Related to our life’s objectives is the understanding (interpretation) of education. For this there are key words/concepts to consider: read, communicate, questions, answers, wisdom, growth, values, truth and applications. We need to decide what kind of life-education to explore. There are Christians (perhaps unofficial) who do not seek Christian education, or seeking it, do not commit to live by it. There is hypocrisy possible in every context of life. Living by truth is as important, as learning truth. God holds us to what we know. Violating truth invites banishment. At the same time, we need to know there is humane hypocrisy. In common grace it is possible to live well, follow God’s laws as they are found in nature for the good life. If there were no God I am grateful that I have lived believing that there is. As a young fellow in high school I was already into debilitating habits. The Christian congregation to which I became attached was firm about habits/entertainments like drinking and smoking, entertainments like Hollywood films and most public stage shows, entertainments like dancing – all were frowned upon. That pattern was helpful to me in life formation. Had I continued in the direction I was going, I would certainly have reduced life quality. The current acceptance by Christians of some former distractions seems odd to me, in that so many films of yesteryear were far less suggestive than those now accepted, reviewed in publications, and less commendatory than what we formerly avoided. Many persons in entertainment fields got their start singing in church, and now have helper groups dedicated to assisting them to recover from the distortions of the their lives as celebrities making money, and abandoning Christian contexts helpful to healthy experience. As I write this the world is taken by the news of the contradictions in the death of a high-profile entertainer, a former choir singer, taken by death from drugs and distractions.
We are physically mature before we are spiritually and mentally mature. This is perceived by many counselors who are trying to do something about the conduct of collegians in fraternities and sororities. Some of these persons, closing in on adulthood, violate what they are learning. A part of learning and that which makes it major in our lives is the application of education to self and to others, for their benefit.

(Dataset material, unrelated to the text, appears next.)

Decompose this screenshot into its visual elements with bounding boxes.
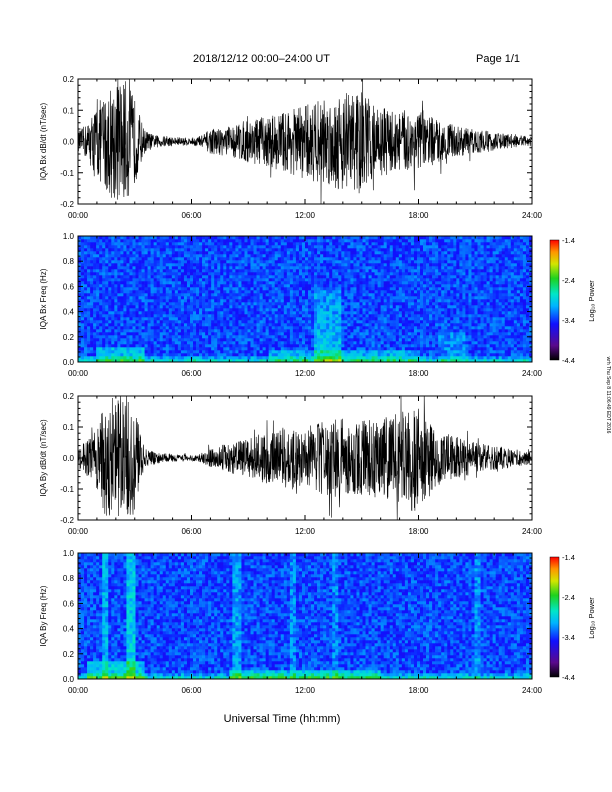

We know that it works in the physical realm, which includes our occupations. Does it reach our personal lives? What touches personal conduct, beliefs, and reaching out toward the mystery of life which begs for improvement in beliefs, values, and whatever it is that we define as spiritual in our lives. Education without a value system is to find cleverness, perhaps materialism, some refinement, but we may feel not worth the effort when all is done, and we meet the end of life. Reading our greatest literature, we find a kind of regret, or remorse, or even confusion or wonder about what the human performance is really worth.
The truly educated are seeking a life worth living. Education is first of all for the person. It is for my mind, my body, my ideals, my health, my meaning for mortal life. Those who destroy their lives, perhaps in drugs, never really grew up, except physically. That is never enough. Friends who remain after tragic deaths, including children of the deceased, often make up stories about them, find a place in some heaven for them (make them something they may not have been) perhaps to comfort the family and public interest.
Education to application never ends. We graduate to begin. Ninety plus years of age, and I am still learning, about myself, about society, about the world, about the meaning of growth in understanding to wisdom, and that includes the meaning of God to life and experience. Experience never seems enough, but it is much better than formerly for me, because of growth. They say economies will not sustain prosperity unless they grow. Growth is not only in quantity. What if we discovered how to grow the economy in the quality of it, the sharing and creativity? One finds the best education when it changes the person to what we might call goodness, and if a Christian, to righteousness as drawn from the holiness of God. Jesus chose Mary and Joseph, and grew up in an ordinary but devout home, in a remote village, and became a teacher. That is enough for me to extol the benefits of education and service – for life.